Naczelny Sąd Administracyjny oddali skargę kasacyjną złożoną przez miasto Puławy w sprawie możliwości wpisania Domu Chemika do rejestru zabytków. Stowarzyszenie "Puławianie" mówi o symbolicznym zwycięstwie, które nie wiele zmieni, bo przedmiot postępowania wkrótce zniknie.
Spór o architekturę i zabytkowość Domu Chemika trwa od lat. Po jednej stronie stoją miłośnicy modernistycznego, oryginalnego charakteru ośrodka. Osoby skupione wokół stowarzyszenia "Puławianie" krytycznie oceniający projekt przebudowy DCH, zaakceptowany przez puławskich urzędników. Po drugiej stronie są władze miasta, zarówno poprzedniej, jak i obecnej kadencji, starający się wybrnąć z prawnych zawirowań wokół prób wpisania siedziby Puławskiego Ośrodka Kultury do rejestru zabytków.

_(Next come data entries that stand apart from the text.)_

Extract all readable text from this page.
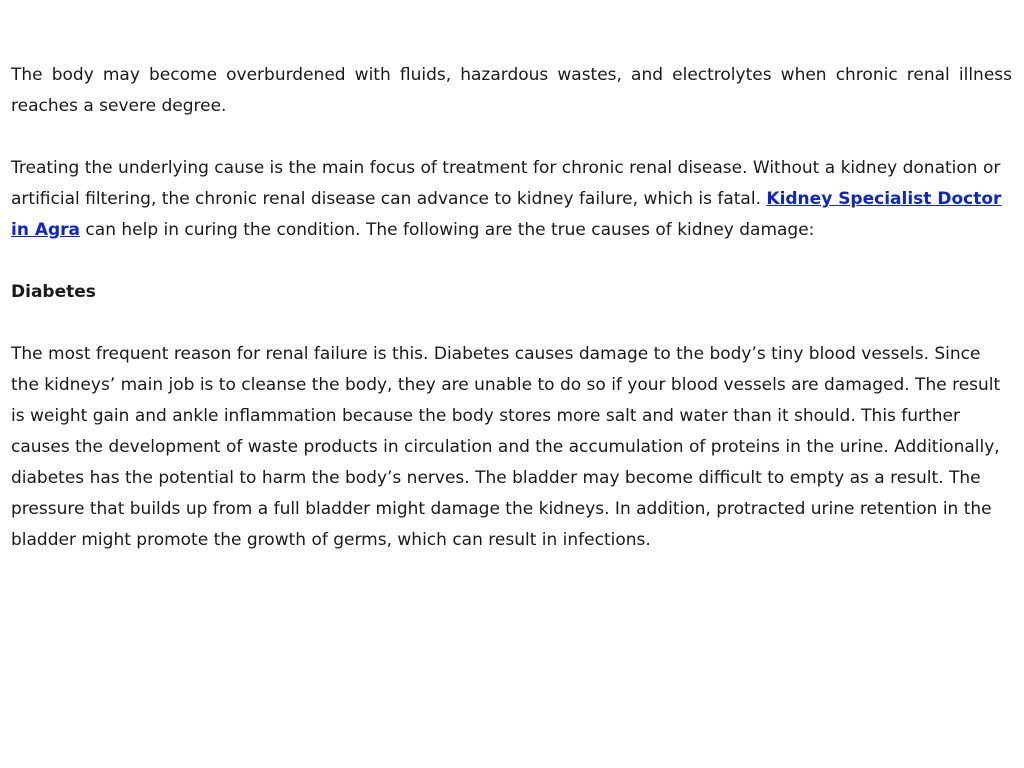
The body may become overburdened with fluids, hazardous wastes, and electrolytes when chronic renal illness reaches a severe degree.

Treating the underlying cause is the main focus of treatment for chronic renal disease. Without a kidney donation or artificial filtering, the chronic renal disease can advance to kidney failure, which is fatal. Kidney Specialist Doctor in Agra can help in curing the condition. The following are the true causes of kidney damage:

Diabetes

The most frequent reason for renal failure is this. Diabetes causes damage to the body’s tiny blood vessels. Since the kidneys’ main job is to cleanse the body, they are unable to do so if your blood vessels are damaged. The result is weight gain and ankle inflammation because the body stores more salt and water than it should. This further causes the development of waste products in circulation and the accumulation of proteins in the urine. Additionally, diabetes has the potential to harm the body’s nerves. The bladder may become difficult to empty as a result. The pressure that builds up from a full bladder might damage the kidneys. In addition, protracted urine retention in the bladder might promote the growth of germs, which can result in infections.
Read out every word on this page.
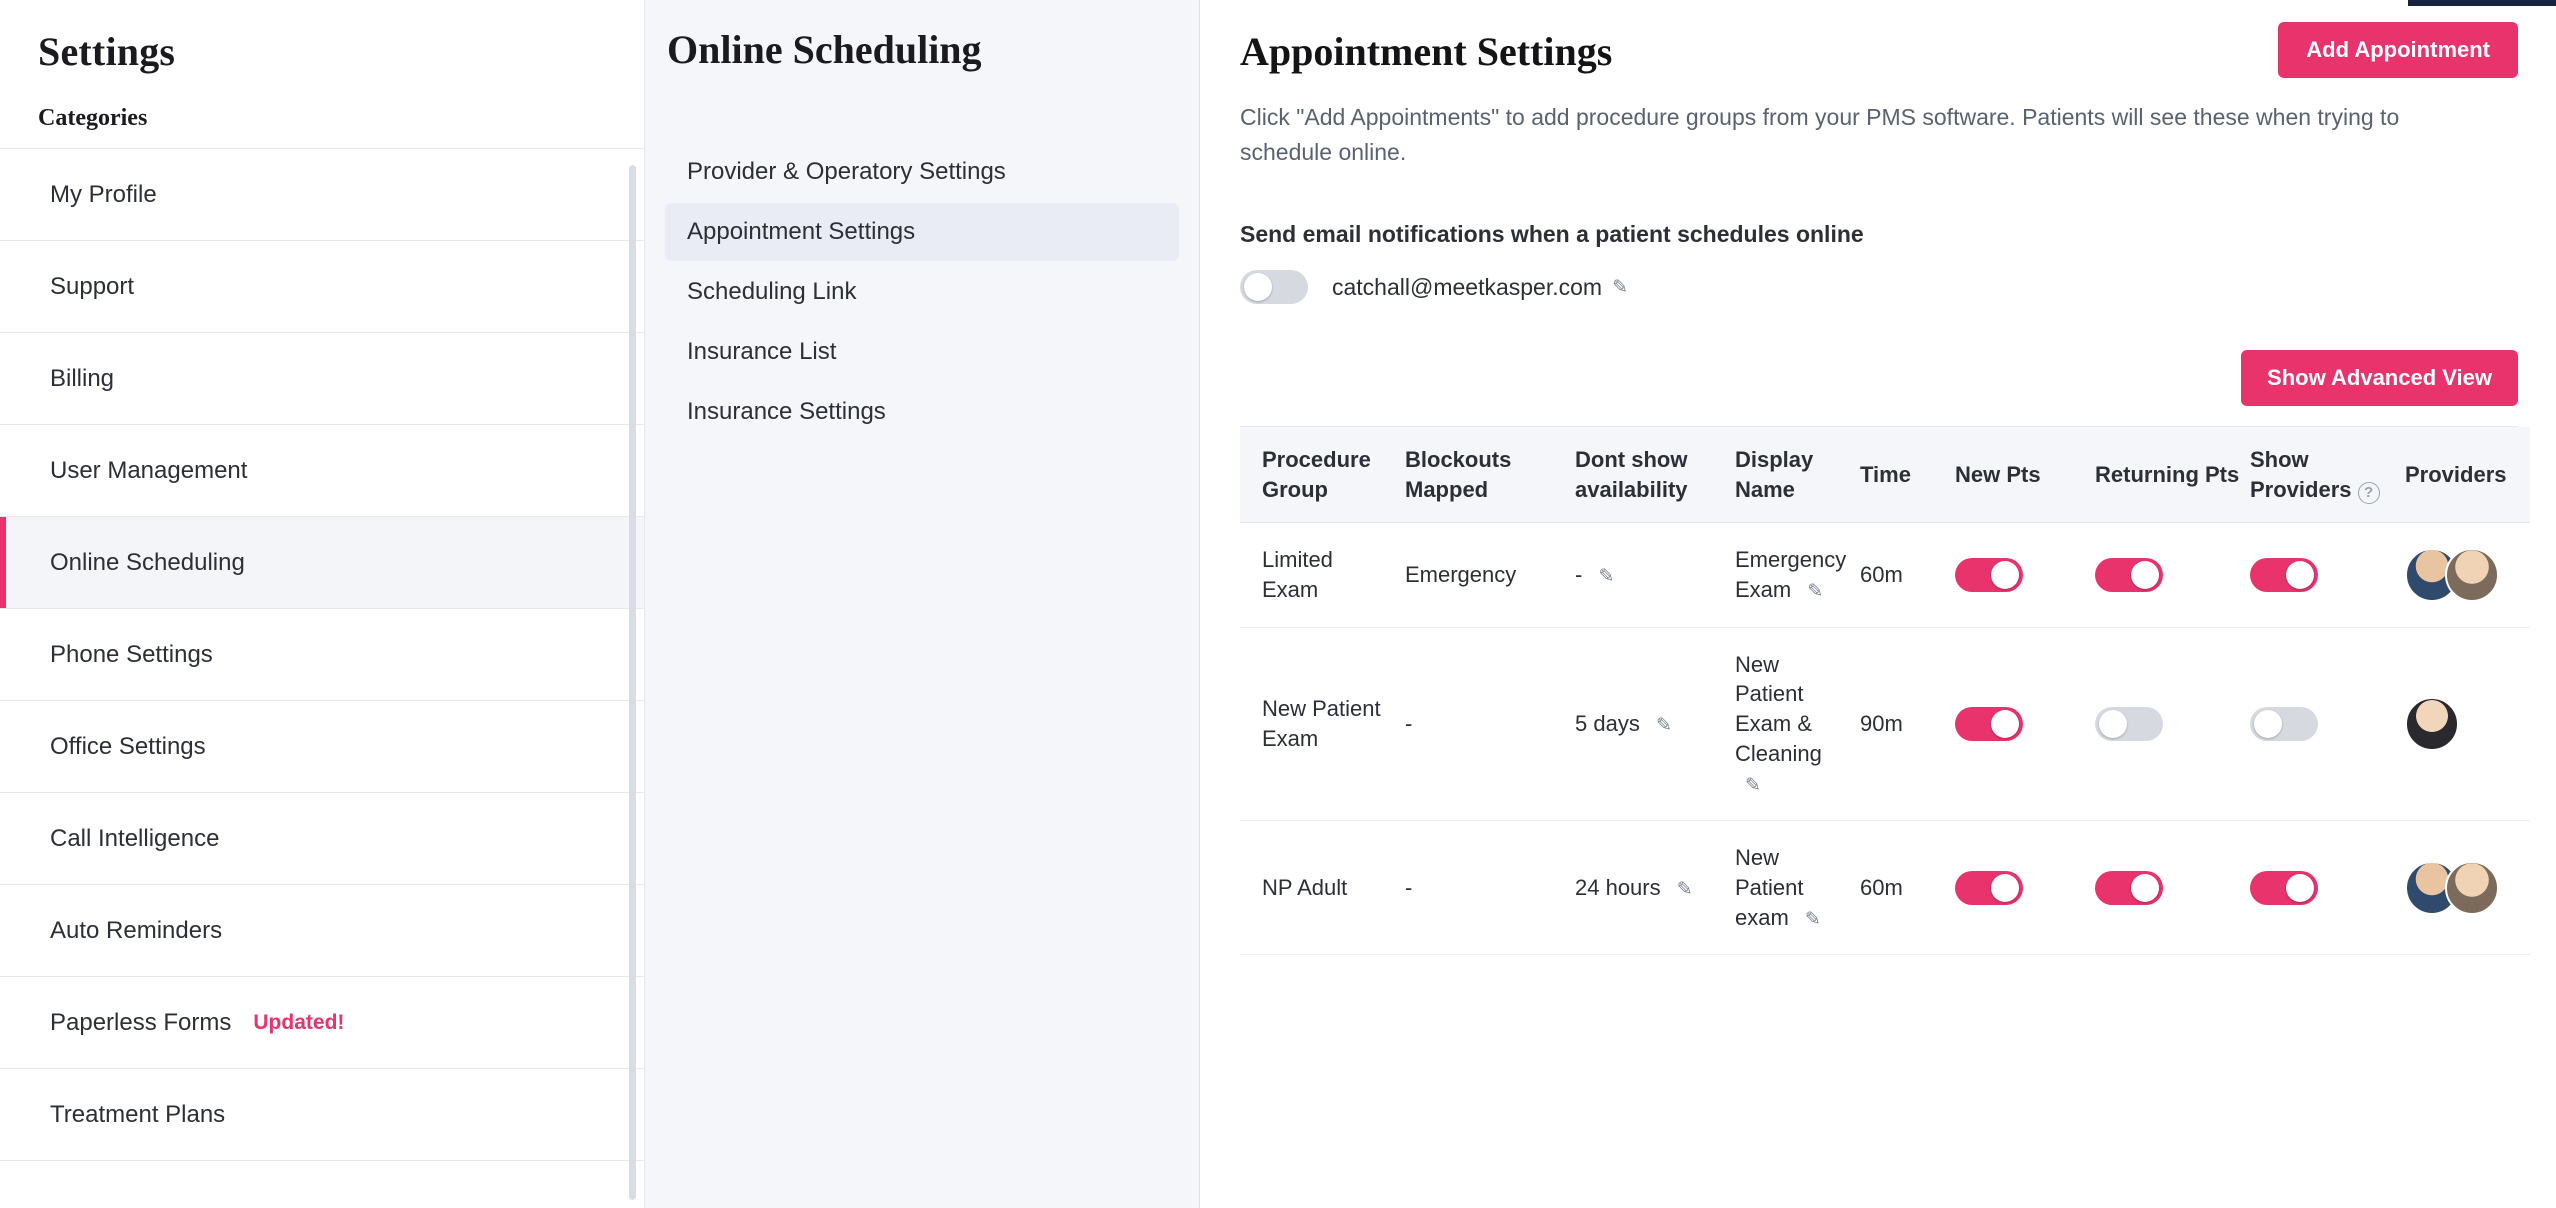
Settings
Categories
My Profile
Support
Billing
User Management
Online Scheduling
Phone Settings
Office Settings
Call Intelligence
Auto Reminders
Paperless Forms Updated!
Treatment Plans
Online Scheduling
Provider & Operatory Settings
Appointment Settings
Scheduling Link
Insurance List
Insurance Settings
Appointment Settings	Add Appointment
Click "Add Appointments" to add procedure groups from your PMS software. Patients will see these when trying to schedule online.
Send email notifications when a patient schedules online
catchall@meetkasper.com ✎
Show Advanced View
Procedure Group	Blockouts Mapped	Dont show availability	Display Name	Time	New Pts	Returning Pts	Show Providers ?	Providers
Limited Exam	Emergency	- ✎	Emergency Exam ✎	60m	

New Patient Exam	-	5 days ✎	New Patient Exam & Cleaning ✎	90m	

NP Adult	-	24 hours ✎	New Patient exam ✎	60m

W tym sporze zdecydowaną przewagę ma miasto. Ratusz, mimo toczących się postępowań najpierw przed wojewódzkim, a następnie naczelnym sądem administracyjnym, doprowadził do zakładanej przebudowy głównej części Domu Chemika. Urzędnicy tylko raz wstrzymywali roboty, ale udało im się skutecznie usunąć wartościowe z punktu widzenia modernistów elementy gmachu, zanim sądy nakazałyby ich ochronę. W ten sam sposób, jeszcze przed wtorkowym wyrokiem NSA, rozebrano znaczną część pawilonu wystawowego przy ul. Wojska Polskiego. Ostatnią część dawnego DCH, którą chcieli zachować "Puławianie".
Dlatego wyrok NSA z 16 lutego, który oddalił skargę kasacyjną złożoną przez miejskich prawników na wyrok sądu niższej instancji (uchylający odmowę wpisania Domu Chemika do rejestru zabytków), nie wiele zmienia. Otwiera jedynie drogę do ponownego rozpatrzenia wniosku o wpisanie pawilonu DCH do rejestru. Z tym, że budynku, o który chodzi, już nie ma. Został z niego jedynie szkielet.
- Zdajemy sobie sprawę z tego, że pawilon został rozebrany i nie ma szans, by konserwator zabytków wpisał go do rejestru. Niestety, gdy jedna strona posługuje się piórem, a druga koparką, trudno rywalizować - przyznaje Szymon Karczewski, prezes stowarzyszenia "Puławianie".
- Wyrok NSA jest zwycięstwem symbolicznym, ale oczekuję, że do czasu ponownego rozpatrzenia wniosku przez generalnego konserwatora miasto przerwie prace budowlane - dodaje. Jego zdaniem byłoby to równoznaczne z respektowaniem prawa przez puławskich urzędników.
Na przerwanie robót, które z punktu widzenia miasta Puławy oznaczyłyby dodatkowe koszty, przy przewidywalnej treści przyszłej decyzji konserwatora, na razie się nie zanosi. Co na to wszystko Urząd Miasta?
- Do czasu doręczenia nam treści wyroku nie będziemy odnosić się do tej sprawy - mówi Łukasz Kołodziej, szef Wydziału Kultury, Promocji i Komunikacji Społecznej w puławskim Ratuszu.
Przypominamy, że na miejscu starego pawilonu DCH powstanie nowa siedziba Biblioteki Miejskiej z parkingiem podziemnym. Za roboty zarówno rozbiórkowe, jak i budowlane odpowiada spółka Erbud. Ich koszt to 26,5 mln zł, przy ponad czteromilionowej dotacji unijnej.